Radarbadung.jawapos.com– Sebuah laporan kehilangan disampaikan keluarga ke kepolisian terkait remaja perempuan berinisial NPJ (13 tahun), siswi SMP asal Desa Ban, Kecamatan Kubu, Kabupaten Karangasem.
Remaja tersebut diketahui meninggalkan rumah sejak Rabu (6/5) malam lalu dan hingga kini belum kembali ke orang tuanya.
Keberadaannya terakhir kali diketahui berada di wilayah Denpasar sebelum hilang kabar.
Kasi Humas Polres Karangasem, Ipda I Nengah Artono, membenarkan adanya laporan tersebut.
Pihak keluarga baru melaporkan peristiwa ini ke Polsek Kubu pada Rabu (13/5), tepat seminggu setelah anak tersebut menghilang.
Saat ini, tim penyidik Reskrim sedang berupaya menelusuri jejak keberadaan remaja berusia 13 tahun itu.
"NPJ diketahui pergi meninggalkan rumah pada malam hari tanpa sepengetahuan orang tua. Saat pergi, ia mengenakan kaos lengan panjang berwarna hijau dan celana kain panjang berwarna hitam," ungkap Artono, Kamis (14/5).
Keesokan harinya, ibu korban sempat berhasil menghubungi nomor ponsel anaknya. Saat diangkat, NPJ mengaku sedang berada di Denpasar.
Tak lama setelah percakapan itu, sambungan telepon terputus dan dimatikan.
Tak lama berselang, masuk pesan singkat melalui aplikasi WhatsApp dari nomor tersebut, yang menyatakan bahwa NPJ berniat mencari pekerjaan di Denpasar.
Mengingat usianya yang masih di bawah umur dan masih berstatus pelajar, sang ibu langsung melarang keras niat tersebut dan meminta anaknya segera pulang ke rumah.

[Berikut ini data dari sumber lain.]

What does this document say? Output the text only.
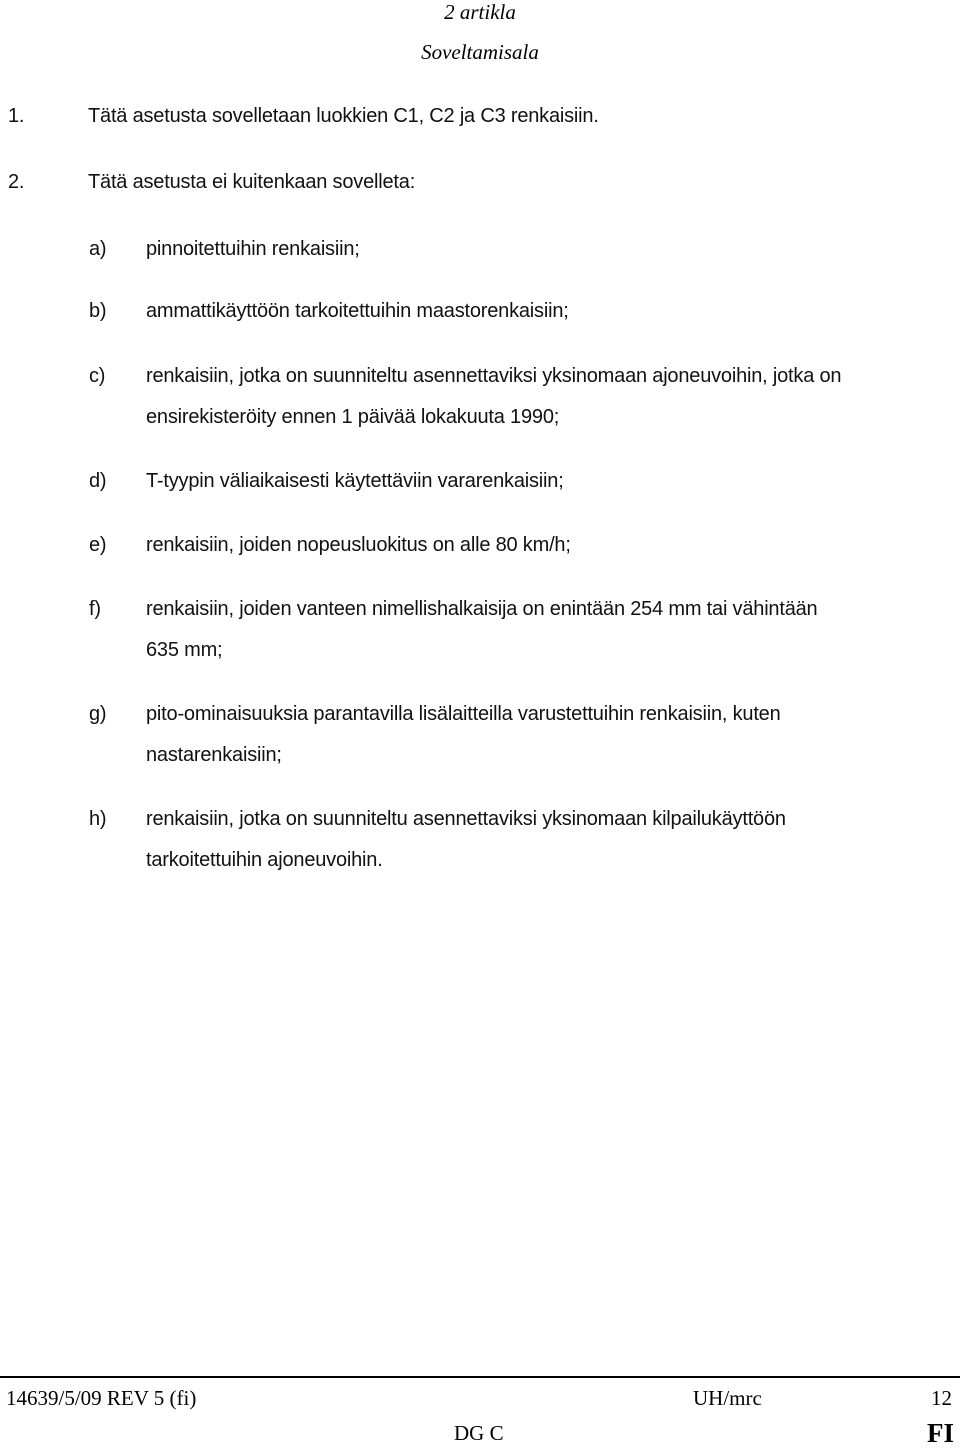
2 artikla
Soveltamisala
1.	Tätä asetusta sovelletaan luokkien C1, C2 ja C3 renkaisiin.
2.	Tätä asetusta ei kuitenkaan sovelleta:
a) pinnoitettuihin renkaisiin;
b) ammattikäyttöön tarkoitettuihin maastorenkaisiin;
c) renkaisiin, jotka on suunniteltu asennettaviksi yksinomaan ajoneuvoihin, jotka on
ensirekisteröity ennen 1 päivää lokakuuta 1990;
d) T-tyypin väliaikaisesti käytettäviin vararenkaisiin;
e) renkaisiin, joiden nopeusluokitus on alle 80 km/h;
f) renkaisiin, joiden vanteen nimellishalkaisija on enintään 254 mm tai vähintään
635 mm;
g) pito-ominaisuuksia parantavilla lisälaitteilla varustettuihin renkaisiin, kuten
nastarenkaisiin;
h) renkaisiin, jotka on suunniteltu asennettaviksi yksinomaan kilpailukäyttöön
tarkoitettuihin ajoneuvoihin.
14639/5/09 REV 5 (fi)	UH/mrc	12
DG C	FI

NPJ pun sempat berjanji akan kembali. Namun, janji itu tak pernah terlaksana.
Sejak saat itu, nomor ponselnya tidak lagi bisa dihubungi dan jejaknya menghilang begitu saja.
"Keluarga sangat mencemaskan keberadaannya. Kami dari kepolisian terus bergerak melakukan penyelidikan dan pencarian. Kami berharap remaja ini segera ditemukan dalam keadaan selamat dan bisa berkumpul kembali dengan keluarga," tambah Artono.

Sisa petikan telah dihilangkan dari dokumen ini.